2- Valerio A, Ferrario M, Martinez FO, et al. J Neurosci Res. (2004)
Gene expression profile activated by the chemokine CCL5/RANTES in human neuronal cells
Differentiated human NT2-N neurons were shown to express CCR5 and CXCR4 chemokine receptor mRNA and protein, and to be responsive to the chemokines CCL5 and CXCL12. Using cDNA microarray technology, CCL5 was found to induce a distinct transcriptional program, with reproducible induction of 46 and 9 genes after 2 and 8 hr of treatment, respectively. Conversely, downregulation of 20 and 7 genes was observed after 2 and 8 hr of treatment, respectively. Modulation of a selected panel of CCL5-responsive genes was also confirmed by quantitative RT-PCR and Western blot and compared to gene expression changes induced by CXCL12 treatment. Gene clustering identified distinct functional subsets of CCL5-responsive molecules, and a significant number of expressed sequence tags encoding unknown genes. CCL5-responsive genes comprise a significant number of enzymes, transcription factors, and miscellaneous molecules involved in neuronal survival and differentiation, including neurite outgrowth and synaptogenesis. Our results suggest that CCL5 biological functions might go beyond its recognized chemotactic activity in the central nervous system, in particular with regard to the control of neural plasticity events both during development and in postnatal life.

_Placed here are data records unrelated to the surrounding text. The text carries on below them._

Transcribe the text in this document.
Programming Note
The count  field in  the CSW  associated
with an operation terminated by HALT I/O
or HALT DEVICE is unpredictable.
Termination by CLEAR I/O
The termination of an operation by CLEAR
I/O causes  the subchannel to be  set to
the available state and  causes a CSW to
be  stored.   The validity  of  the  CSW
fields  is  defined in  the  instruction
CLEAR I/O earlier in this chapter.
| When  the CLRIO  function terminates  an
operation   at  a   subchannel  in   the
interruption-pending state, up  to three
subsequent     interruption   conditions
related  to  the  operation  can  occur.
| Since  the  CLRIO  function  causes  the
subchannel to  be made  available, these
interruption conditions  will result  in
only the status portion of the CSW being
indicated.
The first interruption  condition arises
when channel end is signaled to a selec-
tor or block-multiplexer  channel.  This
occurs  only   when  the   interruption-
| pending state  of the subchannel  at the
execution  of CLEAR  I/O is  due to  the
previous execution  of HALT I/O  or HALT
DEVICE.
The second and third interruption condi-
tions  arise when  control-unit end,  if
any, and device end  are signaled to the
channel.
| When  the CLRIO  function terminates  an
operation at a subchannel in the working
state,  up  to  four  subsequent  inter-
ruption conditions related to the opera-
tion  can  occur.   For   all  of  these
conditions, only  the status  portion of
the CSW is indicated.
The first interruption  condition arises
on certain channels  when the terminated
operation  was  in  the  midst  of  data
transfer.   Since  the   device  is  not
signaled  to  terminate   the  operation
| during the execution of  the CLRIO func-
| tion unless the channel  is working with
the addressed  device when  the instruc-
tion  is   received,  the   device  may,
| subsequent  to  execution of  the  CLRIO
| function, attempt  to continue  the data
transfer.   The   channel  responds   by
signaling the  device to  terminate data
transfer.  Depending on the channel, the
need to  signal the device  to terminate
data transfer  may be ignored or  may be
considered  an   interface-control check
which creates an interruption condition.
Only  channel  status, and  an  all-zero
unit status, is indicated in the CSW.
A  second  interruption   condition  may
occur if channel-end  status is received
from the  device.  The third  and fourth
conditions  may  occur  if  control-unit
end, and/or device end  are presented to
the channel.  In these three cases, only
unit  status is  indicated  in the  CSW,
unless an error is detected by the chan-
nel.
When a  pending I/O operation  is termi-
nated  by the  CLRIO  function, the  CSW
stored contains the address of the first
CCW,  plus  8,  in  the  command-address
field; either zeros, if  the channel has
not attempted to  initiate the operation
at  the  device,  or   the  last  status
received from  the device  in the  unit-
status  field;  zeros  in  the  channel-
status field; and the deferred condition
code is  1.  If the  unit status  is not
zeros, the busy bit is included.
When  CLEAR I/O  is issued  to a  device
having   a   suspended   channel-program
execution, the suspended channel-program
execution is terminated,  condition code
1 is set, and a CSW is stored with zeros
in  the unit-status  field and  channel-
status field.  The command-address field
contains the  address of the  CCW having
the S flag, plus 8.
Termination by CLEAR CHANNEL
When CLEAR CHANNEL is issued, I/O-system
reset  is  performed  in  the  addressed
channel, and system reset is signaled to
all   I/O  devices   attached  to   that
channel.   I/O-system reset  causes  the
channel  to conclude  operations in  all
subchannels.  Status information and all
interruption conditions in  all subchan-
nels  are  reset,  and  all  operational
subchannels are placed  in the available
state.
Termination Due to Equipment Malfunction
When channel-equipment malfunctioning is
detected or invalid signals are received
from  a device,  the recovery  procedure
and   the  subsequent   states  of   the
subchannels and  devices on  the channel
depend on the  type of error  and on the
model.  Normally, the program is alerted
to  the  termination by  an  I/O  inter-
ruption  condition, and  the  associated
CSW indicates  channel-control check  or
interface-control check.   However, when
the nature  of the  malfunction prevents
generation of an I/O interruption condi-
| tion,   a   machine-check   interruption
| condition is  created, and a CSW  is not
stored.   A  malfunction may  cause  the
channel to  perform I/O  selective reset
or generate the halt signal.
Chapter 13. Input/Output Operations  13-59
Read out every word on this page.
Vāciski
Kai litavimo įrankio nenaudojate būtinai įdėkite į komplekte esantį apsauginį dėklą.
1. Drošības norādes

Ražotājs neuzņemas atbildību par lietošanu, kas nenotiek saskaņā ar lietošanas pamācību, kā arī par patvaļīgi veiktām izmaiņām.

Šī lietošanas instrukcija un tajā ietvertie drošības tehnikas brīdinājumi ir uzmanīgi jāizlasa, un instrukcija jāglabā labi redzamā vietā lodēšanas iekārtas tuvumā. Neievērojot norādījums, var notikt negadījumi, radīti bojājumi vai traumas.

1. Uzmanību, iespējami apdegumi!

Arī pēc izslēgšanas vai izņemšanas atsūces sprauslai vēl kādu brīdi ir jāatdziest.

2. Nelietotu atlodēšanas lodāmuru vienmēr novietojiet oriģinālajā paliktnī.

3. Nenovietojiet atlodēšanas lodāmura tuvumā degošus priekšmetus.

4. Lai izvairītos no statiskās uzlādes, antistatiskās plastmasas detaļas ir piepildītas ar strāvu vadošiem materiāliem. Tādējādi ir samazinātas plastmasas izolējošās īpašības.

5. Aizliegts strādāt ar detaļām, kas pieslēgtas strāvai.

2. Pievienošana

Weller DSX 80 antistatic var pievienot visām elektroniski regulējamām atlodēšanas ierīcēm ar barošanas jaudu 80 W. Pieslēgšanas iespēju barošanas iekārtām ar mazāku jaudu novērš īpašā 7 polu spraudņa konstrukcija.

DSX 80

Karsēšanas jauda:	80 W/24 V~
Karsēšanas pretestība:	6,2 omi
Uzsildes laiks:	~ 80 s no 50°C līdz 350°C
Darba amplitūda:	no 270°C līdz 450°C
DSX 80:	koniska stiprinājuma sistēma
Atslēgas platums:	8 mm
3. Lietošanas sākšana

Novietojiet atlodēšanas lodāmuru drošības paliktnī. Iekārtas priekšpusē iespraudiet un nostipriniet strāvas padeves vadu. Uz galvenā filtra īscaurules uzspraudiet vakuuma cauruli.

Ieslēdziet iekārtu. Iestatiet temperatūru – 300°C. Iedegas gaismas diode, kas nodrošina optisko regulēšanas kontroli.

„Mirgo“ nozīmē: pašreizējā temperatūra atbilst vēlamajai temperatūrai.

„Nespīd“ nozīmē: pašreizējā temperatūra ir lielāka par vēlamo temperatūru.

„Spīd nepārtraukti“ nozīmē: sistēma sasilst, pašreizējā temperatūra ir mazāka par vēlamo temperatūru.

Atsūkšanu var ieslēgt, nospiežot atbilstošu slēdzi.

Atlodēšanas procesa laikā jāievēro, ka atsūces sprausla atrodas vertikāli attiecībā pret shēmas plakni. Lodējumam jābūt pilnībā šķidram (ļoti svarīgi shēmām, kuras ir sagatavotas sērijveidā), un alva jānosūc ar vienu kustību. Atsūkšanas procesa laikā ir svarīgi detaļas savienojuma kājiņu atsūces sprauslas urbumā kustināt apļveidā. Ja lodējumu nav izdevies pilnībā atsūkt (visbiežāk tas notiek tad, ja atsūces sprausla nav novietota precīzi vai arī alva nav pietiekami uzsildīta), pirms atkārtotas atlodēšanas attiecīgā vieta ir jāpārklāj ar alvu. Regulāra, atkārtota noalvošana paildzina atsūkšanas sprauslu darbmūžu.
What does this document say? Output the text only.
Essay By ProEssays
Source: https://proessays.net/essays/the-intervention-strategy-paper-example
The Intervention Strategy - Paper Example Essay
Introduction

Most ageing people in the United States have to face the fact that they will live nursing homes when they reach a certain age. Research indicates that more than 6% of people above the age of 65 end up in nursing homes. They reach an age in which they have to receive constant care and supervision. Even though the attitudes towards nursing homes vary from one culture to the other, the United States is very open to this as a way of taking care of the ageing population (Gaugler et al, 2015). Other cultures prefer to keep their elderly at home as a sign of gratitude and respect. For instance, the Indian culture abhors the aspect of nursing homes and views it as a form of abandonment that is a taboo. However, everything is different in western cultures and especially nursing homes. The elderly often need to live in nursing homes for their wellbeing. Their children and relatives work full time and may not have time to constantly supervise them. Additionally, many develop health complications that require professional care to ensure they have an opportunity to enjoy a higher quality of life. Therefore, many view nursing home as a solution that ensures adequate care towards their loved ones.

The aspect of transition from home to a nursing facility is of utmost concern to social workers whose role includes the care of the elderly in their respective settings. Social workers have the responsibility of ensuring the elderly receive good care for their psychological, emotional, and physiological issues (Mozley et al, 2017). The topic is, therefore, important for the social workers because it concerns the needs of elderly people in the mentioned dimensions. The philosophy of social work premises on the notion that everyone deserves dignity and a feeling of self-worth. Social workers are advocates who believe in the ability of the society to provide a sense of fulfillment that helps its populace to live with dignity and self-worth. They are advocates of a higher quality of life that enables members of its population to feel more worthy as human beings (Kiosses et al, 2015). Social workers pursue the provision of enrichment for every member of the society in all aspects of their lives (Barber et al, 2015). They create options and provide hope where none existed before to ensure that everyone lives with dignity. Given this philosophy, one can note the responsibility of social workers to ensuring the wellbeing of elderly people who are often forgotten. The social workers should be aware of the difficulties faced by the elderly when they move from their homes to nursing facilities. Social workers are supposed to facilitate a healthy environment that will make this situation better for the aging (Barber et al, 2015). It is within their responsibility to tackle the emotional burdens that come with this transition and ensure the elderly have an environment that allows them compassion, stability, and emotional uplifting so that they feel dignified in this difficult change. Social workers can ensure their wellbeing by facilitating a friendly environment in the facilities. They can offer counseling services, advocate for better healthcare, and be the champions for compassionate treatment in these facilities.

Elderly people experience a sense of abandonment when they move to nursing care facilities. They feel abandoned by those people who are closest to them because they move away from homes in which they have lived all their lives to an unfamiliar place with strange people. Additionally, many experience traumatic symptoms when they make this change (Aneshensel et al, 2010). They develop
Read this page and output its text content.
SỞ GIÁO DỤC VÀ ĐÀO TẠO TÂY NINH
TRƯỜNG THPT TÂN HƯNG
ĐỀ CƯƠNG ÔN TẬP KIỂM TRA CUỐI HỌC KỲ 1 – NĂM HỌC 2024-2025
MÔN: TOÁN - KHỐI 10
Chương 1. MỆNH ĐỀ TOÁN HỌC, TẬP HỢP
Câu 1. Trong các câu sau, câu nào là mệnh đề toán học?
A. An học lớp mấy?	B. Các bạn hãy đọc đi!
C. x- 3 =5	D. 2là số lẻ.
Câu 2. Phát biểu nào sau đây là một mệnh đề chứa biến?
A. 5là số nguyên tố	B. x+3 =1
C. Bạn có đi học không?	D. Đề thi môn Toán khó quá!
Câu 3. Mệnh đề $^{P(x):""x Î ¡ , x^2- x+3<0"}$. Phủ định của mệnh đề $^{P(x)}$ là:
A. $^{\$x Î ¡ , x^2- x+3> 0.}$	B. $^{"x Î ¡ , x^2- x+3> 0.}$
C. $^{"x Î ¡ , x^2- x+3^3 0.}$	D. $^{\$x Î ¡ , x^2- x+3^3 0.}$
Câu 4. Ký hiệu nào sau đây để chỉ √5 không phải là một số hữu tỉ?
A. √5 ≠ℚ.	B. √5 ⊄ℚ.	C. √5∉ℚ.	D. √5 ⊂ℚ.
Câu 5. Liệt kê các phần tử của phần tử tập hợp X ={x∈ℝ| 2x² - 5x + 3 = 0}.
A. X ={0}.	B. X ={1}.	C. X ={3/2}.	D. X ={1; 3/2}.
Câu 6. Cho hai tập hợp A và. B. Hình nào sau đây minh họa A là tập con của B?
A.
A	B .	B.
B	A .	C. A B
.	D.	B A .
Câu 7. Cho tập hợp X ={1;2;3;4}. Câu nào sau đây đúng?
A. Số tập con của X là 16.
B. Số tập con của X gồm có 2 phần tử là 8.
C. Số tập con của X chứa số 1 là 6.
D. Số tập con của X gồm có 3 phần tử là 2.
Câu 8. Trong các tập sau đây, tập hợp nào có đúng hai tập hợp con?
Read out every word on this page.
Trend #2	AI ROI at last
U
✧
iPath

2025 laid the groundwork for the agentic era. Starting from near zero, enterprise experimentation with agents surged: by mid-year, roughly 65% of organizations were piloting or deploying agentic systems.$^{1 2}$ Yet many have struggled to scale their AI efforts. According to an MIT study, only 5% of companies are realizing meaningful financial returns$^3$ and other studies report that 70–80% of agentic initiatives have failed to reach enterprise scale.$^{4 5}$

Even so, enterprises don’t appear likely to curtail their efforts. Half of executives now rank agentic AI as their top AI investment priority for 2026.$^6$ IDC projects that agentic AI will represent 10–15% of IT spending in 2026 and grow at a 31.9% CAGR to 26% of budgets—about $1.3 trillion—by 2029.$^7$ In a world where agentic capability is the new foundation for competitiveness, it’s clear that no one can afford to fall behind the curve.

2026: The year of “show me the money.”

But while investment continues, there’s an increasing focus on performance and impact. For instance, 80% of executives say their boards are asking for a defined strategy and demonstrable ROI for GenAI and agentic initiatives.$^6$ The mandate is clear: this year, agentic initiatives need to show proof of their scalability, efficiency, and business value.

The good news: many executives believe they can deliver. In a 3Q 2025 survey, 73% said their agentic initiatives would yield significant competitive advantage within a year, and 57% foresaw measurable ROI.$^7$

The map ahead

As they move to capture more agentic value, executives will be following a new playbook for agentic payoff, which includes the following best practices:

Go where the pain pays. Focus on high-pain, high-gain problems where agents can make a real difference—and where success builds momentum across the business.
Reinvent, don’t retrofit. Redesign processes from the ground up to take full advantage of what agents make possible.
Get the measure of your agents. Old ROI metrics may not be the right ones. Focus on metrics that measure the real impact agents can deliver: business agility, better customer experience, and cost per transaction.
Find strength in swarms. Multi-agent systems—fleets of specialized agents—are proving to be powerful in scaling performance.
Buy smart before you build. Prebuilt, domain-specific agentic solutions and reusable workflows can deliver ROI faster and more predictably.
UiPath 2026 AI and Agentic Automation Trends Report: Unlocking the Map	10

3- Khalid A, Wolfram J, Ferrari I, et al. Mini Rev Med Chem. (2015)
Recent Advances in Discovering the Role of CCL5 in Metastatic Breast Cancer
The most common cause of mortality in cancer patients is metastasis. Therefore, a variety of therapeutic strategies are currently under investigation to develop effective drugs that can target and inhibit factors that promote tumor invasion. Considerable emphasis has been placed on studying cancer as an inflammatory process that proceeds in a dynamic microenvironment. In fact, the tumor microenvironment has been implicated to contribute considerably to metastasis. For instance, chemokine C-C motif ligand 5 (CCL5) produced by cells in the tumor microenvironment has been established as an important contributor to metastatic disease. Recently, the role of CCL5 in breast cancer invasion has been extensively studied. This review summarizes the recent developments in regards to this chemokine, including the conditions that increase the generation of CCL5 and the effects mediated by this signaling pathway. Moreover, the potential use of CCL5 and its receptor chemokine C-C motif receptor 5 (CCR5) as a target for treating and/or preventing breast cancer metastasis is also discussed.